A phylogenetic tree was constructed with the use of the MrBayes GTR+I+G model applied to the 641-nt actin region of 30 mosquito species (Fig. 1). Phylogenetic trees were also generated with the use of neighbor-joining (NJ) and maximum-likelihood (ML) methods (data not shown). To our surprise, the mosquitoes did not separate according to subfamily; no tree has the 3 expected clades corresponding to Anophelinae, Culicinae, or Toxorhynchitinae species mosquitoes. Toxorhynchites amboinensis (Doleschall), Wyeomyia, and Mn. titillans are positioned with the greatest uncertainty and disparity among the phylogenetic trees. In the Bayesian and NJ trees, Wyeomyia and Mn. titillans are basal to all other mosquito sequences, but cluster with the Aedes sequences in the ML tree. Toxorhynchites amboinensis is the most basal sequence in the ML tree, but clusters with some Psorophora spp. in the Bayesian and NJ trees. The Psorophora spp. do not appear as a monophyletic clade in any tree, but instead appear basal to Culex and Anopheles sequences. In particular, Ps. albipes (Theobald) is significantly clustered in the Bayesian tree with Culex and Anopheles spp. rather than other Psorophora spp. Because of the considerable amount of disagreement in the topological arrangements of the mosquito sequences in the Bayesian, NJ, and ML trees and because the mosquitoes did not separate according to subfamily, these data indicate that actin sequences are not suitable for the study of mosquito phylogeny.
In summary, we report the development of primers that detected by RT-PCR a 683-nt region of actin-1 in all mosquito species tested.
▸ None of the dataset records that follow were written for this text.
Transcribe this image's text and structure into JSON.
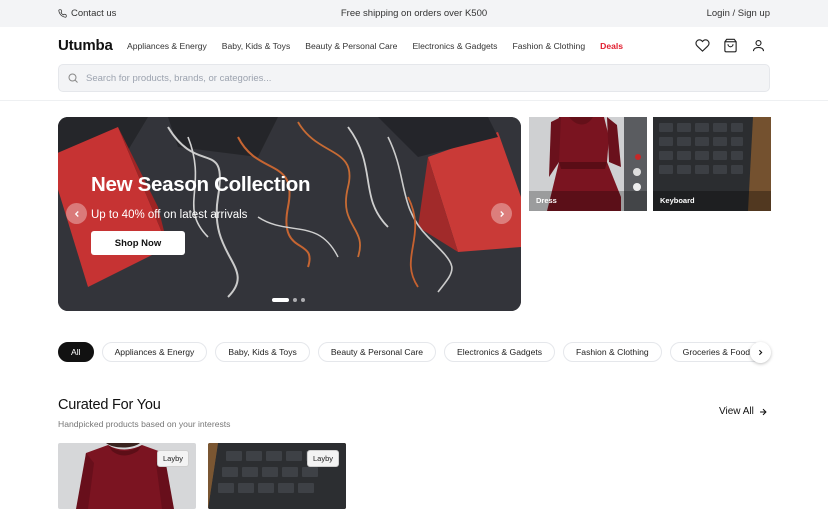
{
  "topbar": {
    "contact_label": "Contact us",
    "shipping_text": "Free shipping on orders over K500",
    "login_label": "Login / Sign up"
  },
  "header": {
    "logo": "Utumba",
    "nav": [
      "Appliances & Energy",
      "Baby, Kids & Toys",
      "Beauty & Personal Care",
      "Electronics & Gadgets",
      "Fashion & Clothing",
      "Deals"
    ],
    "icons": [
      "heart-icon",
      "cart-icon",
      "user-icon"
    ],
    "accent_color": "#e11d2e"
  },
  "search": {
    "placeholder": "Search for products, brands, or categories...",
    "value": ""
  },
  "hero": {
    "title": "New Season Collection",
    "subtitle": "Up to 40% off on latest arrivals",
    "button_label": "Shop Now",
    "slide_count": 3,
    "active_slide": 1
  },
  "tiles": [
    {
      "label": "Dress"
    },
    {
      "label": "Keyboard"
    }
  ],
  "categories": {
    "pills": [
      "All",
      "Appliances & Energy",
      "Baby, Kids & Toys",
      "Beauty & Personal Care",
      "Electronics & Gadgets",
      "Fashion & Clothing",
      "Groceries & Food"
    ],
    "active": "All"
  },
  "curated": {
    "title": "Curated For You",
    "subtitle": "Handpicked products based on your interests",
    "view_all_label": "View All",
    "products": [
      {
        "badge": "Layby"
      },
      {
        "badge": "Layby"
      }
    ]
  }
}
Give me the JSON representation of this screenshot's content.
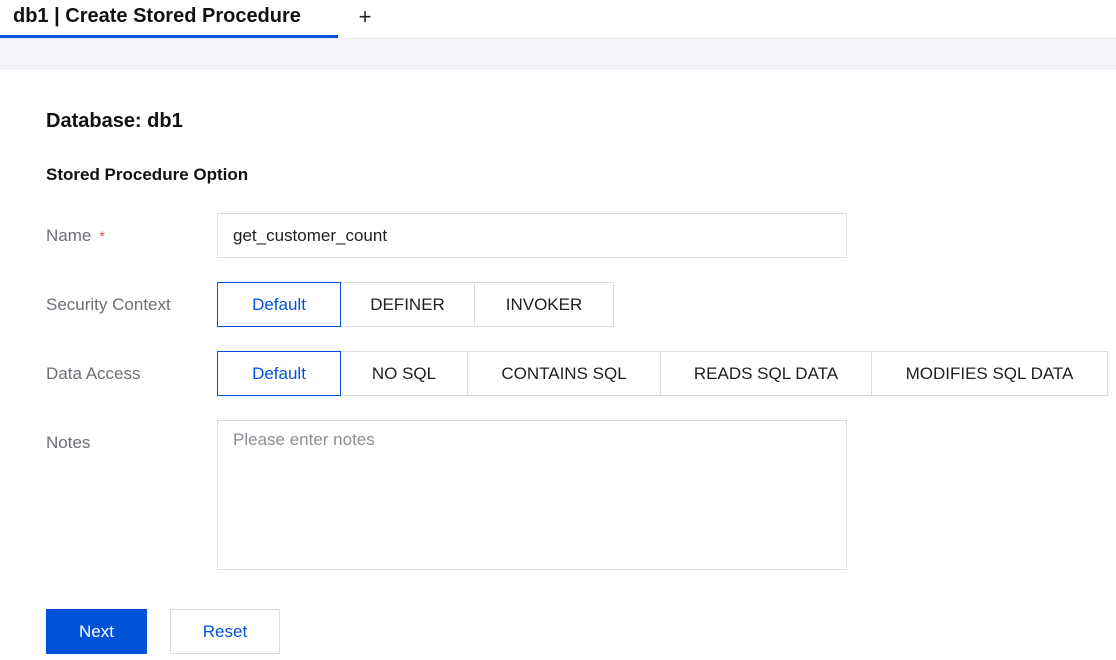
{
  "tabs": [
    {
      "label": "db1 | Create Stored Procedure",
      "active": true
    }
  ],
  "add_tab_label": "+",
  "database_heading": "Database: db1",
  "section_title": "Stored Procedure Option",
  "form": {
    "name": {
      "label": "Name",
      "required_mark": "*",
      "value": "get_customer_count"
    },
    "security_context": {
      "label": "Security Context",
      "options": [
        "Default",
        "DEFINER",
        "INVOKER"
      ],
      "selected": "Default"
    },
    "data_access": {
      "label": "Data Access",
      "options": [
        "Default",
        "NO SQL",
        "CONTAINS SQL",
        "READS SQL DATA",
        "MODIFIES SQL DATA"
      ],
      "selected": "Default"
    },
    "notes": {
      "label": "Notes",
      "placeholder": "Please enter notes",
      "value": ""
    }
  },
  "actions": {
    "next_label": "Next",
    "reset_label": "Reset"
  },
  "colors": {
    "accent": "#0052d9",
    "required": "#e34d59",
    "label_gray": "#6b6f76",
    "border": "#dcdcdc",
    "strip_bg": "#f3f4f7"
  }
}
Because these studies were performed with the use of a taxonomically diverse group of mosquitoes, with representatives from all 3 subfamilies, it is likely that these primers can amplify actin RNA in all mosquito species. Thus, we propose that these primers can be used to monitor the integrity of mosquito samples collected in the field. These primers, in addition to the sequence data presented here, can also be used to facilitate molecular experiments in which the detection, expression, or silencing of a mosquito housekeeping gene is required as a positive or negative control, for example, in Northern blots and RNA interference experiments. The mosquito actin sequences could also be used to design smaller primer sets for quantitative RT-PCR assays if the abundance of a target gene needs to be normalized against a ubiquitously expressed housekeeping gene.
This study was supported by Grant 5R21AI0-67281-02 from the National Institutes of Health.